To know the map between transcription factors (TFs) and their binding sites is essential to reverse engineer the regulation process. Only about 10%-20% of the transcription factor binding motifs (TFBMs) have been reported. This lack of data hinders understanding gene regulation. To address this drawback, we propose a computational method that exploits never used TF properties to discover the missing TFBMs and their sites in all human gene promoters. The method starts by predicting a dictionary of regulatory "DNA words." From this dictionary, it distills 4098 novel predictions. To disclose the crosstalk between motifs, an additional algorithm extracts TF combinatorial binding patterns creating a collection of TF regulatory syntactic rules. Using these rules, we narrowed down a list of 504 novel motifs that appear frequently in syntax patterns. We tested the predictions against 509 known motifs confirming that our system can reliably predict ab initio motifs with an accuracy of 81%-far higher than previous approaches. We found that on average, 90% of the discovered combinatorial binding patterns target at least 10 genes, suggesting that to control in an independent manner smaller gene sets, supplementary regulatory mechanisms are required. Additionally, we discovered that the new TFBMs and their combinatorial patterns convey biological meaning, targeting TFs and genes related to developmental functions. Thus, among all the possible available targets in the genome, the TFs tend to regulate other TFs and genes involved in developmental functions. We provide a comprehensive resource for regulation analysis that includes a dictionary of "DNA words," newly predicted motifs and their corresponding combinatorial patterns. Combinatorial patterns are a useful filter to discover TFBMs that play a major role in orchestrating other factors and thus, are likely to lock/unlock cellular functional clusters.
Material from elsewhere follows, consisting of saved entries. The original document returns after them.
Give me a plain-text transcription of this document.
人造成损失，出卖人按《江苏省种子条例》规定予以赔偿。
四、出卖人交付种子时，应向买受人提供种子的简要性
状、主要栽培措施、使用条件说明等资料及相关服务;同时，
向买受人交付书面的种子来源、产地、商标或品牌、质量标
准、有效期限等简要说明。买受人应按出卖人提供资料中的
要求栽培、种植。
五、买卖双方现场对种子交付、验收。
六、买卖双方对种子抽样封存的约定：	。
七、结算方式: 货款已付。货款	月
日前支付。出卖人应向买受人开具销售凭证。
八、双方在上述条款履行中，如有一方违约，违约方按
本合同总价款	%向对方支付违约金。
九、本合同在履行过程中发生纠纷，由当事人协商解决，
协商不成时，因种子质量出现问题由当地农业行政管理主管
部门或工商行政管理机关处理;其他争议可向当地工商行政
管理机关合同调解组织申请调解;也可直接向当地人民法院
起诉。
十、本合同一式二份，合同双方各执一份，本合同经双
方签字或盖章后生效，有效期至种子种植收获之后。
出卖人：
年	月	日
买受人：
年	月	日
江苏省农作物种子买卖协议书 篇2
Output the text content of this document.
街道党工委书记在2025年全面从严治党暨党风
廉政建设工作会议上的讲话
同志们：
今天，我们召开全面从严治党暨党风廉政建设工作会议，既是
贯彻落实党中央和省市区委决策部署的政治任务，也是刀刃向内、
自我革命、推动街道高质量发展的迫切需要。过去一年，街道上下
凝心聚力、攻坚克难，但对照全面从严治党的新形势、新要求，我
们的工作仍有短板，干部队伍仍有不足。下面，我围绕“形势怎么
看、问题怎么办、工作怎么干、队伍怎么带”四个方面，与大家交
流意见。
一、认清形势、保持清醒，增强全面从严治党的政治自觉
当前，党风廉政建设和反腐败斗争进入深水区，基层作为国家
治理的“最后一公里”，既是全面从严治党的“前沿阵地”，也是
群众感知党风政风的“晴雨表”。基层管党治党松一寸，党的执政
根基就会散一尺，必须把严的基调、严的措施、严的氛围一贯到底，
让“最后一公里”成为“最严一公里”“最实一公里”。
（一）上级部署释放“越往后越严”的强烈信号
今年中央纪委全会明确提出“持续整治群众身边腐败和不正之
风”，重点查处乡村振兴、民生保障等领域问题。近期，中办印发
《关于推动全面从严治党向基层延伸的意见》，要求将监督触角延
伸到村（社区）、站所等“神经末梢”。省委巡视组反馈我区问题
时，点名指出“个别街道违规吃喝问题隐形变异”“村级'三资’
要了解转录因子(TF)与其结合位点之间的关系对于反推调控过程至关重要。目前已报道的转录因子结合基序(TFBM)仅有约 10%-20%。这种数据的缺乏阻碍了对基因调控的理解。为了解决这一缺陷,我们提出了一种计算方法,该方法利用从未使用过的 TF 特性来发现所有人类基因启动子中缺失的 TFBM 及其位点。该方法首先预测一个调控“DNA 单词”的字典。从这个字典中,它提炼出 4098 个新的预测。为了揭示基序之间的串扰,另一个算法提取了 TF 组合结合模式,创建了一个 TF 调控语法规则的集合。使用这些规则,我们将经常出现在语法模式中的 504 个新基序缩小到一个列表中。我们将预测结果与 509 个已知基序进行了测试,证实我们的系统可以可靠地预测从头开始的基序,准确率为 81%-远远高于以前的方法。我们发现,平均而言,发现的组合结合模式中有 90%的模式至少靶向 10 个基因,这表明为了以独立的方式控制更小的基因集,需要额外的调控机制。此外,我们发现新的 TFBM 及其组合模式具有生物学意义,靶向与发育功能相关的 TF 和基因。因此,在基因组中所有可能的靶标中,TF 倾向于调节其他参与发育功能的 TF 和基因。我们提供了一个全面的调控分析资源,包括一个“DNA 单词”字典、新预测的基序及其对应的组合模式。组合模式是发现在协调其他因子方面发挥主要作用的 TFBM 的有用筛选器,因此,很可能锁定/解锁细胞功能簇。